Trabeation | Why Buildings Look Like They Do, pt.6 – Structure



The architect has adorned buildings with representations of the natural world from the beginning. And technology has further given us the ability to make architecture take on organic form. Frank Lloyd Wright made columns look like lily pads and a gallery look like a shell. Le Corbusier made concrete buildings that use organic form to create seemingly impossible compositions. Oscar Niemeyer went to the future with curvilinear structures that look less like buildings and more like something that landed there. Eero Saarinen created dynamic expressive structures that evoke thoughts of wings or flight. Calatrava has taken all that came before him to soaring new levels. And Zaha Hadid’s office has repeatedly been ahead of its time with energetic, curvilinear structures that always surprise.

Our built environment looks and functions the way it does because people push limits. Over 30,000 died from disease and accidents building the Panama Canal. Almost one hundred died making the Hoover Dam. Five workers died building the Empire State Building and a talented engineer named John Augustus Roebling died during the construction of his Brooklyn Bridge.

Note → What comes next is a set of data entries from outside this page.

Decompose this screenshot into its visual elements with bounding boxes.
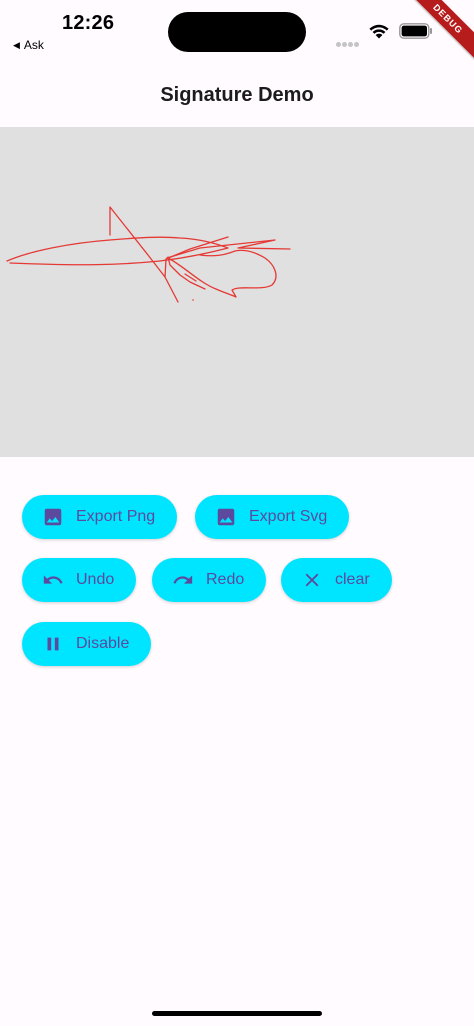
signature-stroke [109,206,179,303]
clear-label: clear [335,571,370,588]
clear-button[interactable]: clear [281,558,392,602]
export-png-button[interactable]: Export Png [22,495,178,539]
back-arrow-icon: ◀ [13,40,20,50]
undo-label: Undo [76,571,115,588]
export-svg-label: Export Svg [249,508,328,525]
redo-button[interactable]: Redo [152,558,267,602]
signature-stroke [166,239,291,259]
status-time: 12:26 [62,12,115,34]
signature-pad[interactable] [0,127,474,457]
pause-icon [42,633,64,655]
export-svg-button[interactable]: Export Svg [195,495,350,539]
signature-strokes [6,206,291,303]
disable-button[interactable]: Disable [22,622,152,666]
redo-label: Redo [206,571,245,588]
export-png-label: Export Png [76,508,156,525]
home-indicator[interactable] [152,1011,322,1016]
wifi-icon [369,24,389,39]
signature-stroke [164,236,229,278]
cellular-signal-icon [336,34,360,47]
image-icon [215,506,237,528]
redo-icon [172,569,194,591]
close-icon [301,569,323,591]
status-bar: 12:26 ◀ Ask [0,0,474,60]
undo-button[interactable]: Undo [22,558,137,602]
disable-label: Disable [76,635,130,652]
battery-icon [399,23,432,39]
undo-icon [42,569,64,591]
back-to-app-link[interactable]: ◀ Ask [13,38,44,52]
signature-stroke [6,236,229,266]
back-app-label: Ask [23,38,44,52]
page-title: Signature Demo [160,84,314,106]
dynamic-island [168,12,306,52]
image-icon [42,506,64,528]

The arch first appeared in Mesopotamia but the Romans made it famous. The arch is used to span a particular distance while providing an opening plus load-bearing capacity. Trabeated construction does the same and likely came first, but the arch does a few things better. A beam is weakest at the middle, but no point of the arch is weaker than any other. The arch can also span wider distances than a beam and potentially creates larger, more dramatic space below. But this comes at a price. It takes time to build an arch and it’s expensive to build large ones. Arches come in a wide variety of shapes and have been employed through history to create endless variations on form and space. The Romans used the arch for aqueducts and architecture. And we use it for much the same. Whether it was H.H. Richardson in Boston, Eero Saarinen in St. Louis or Calatrava in Spain.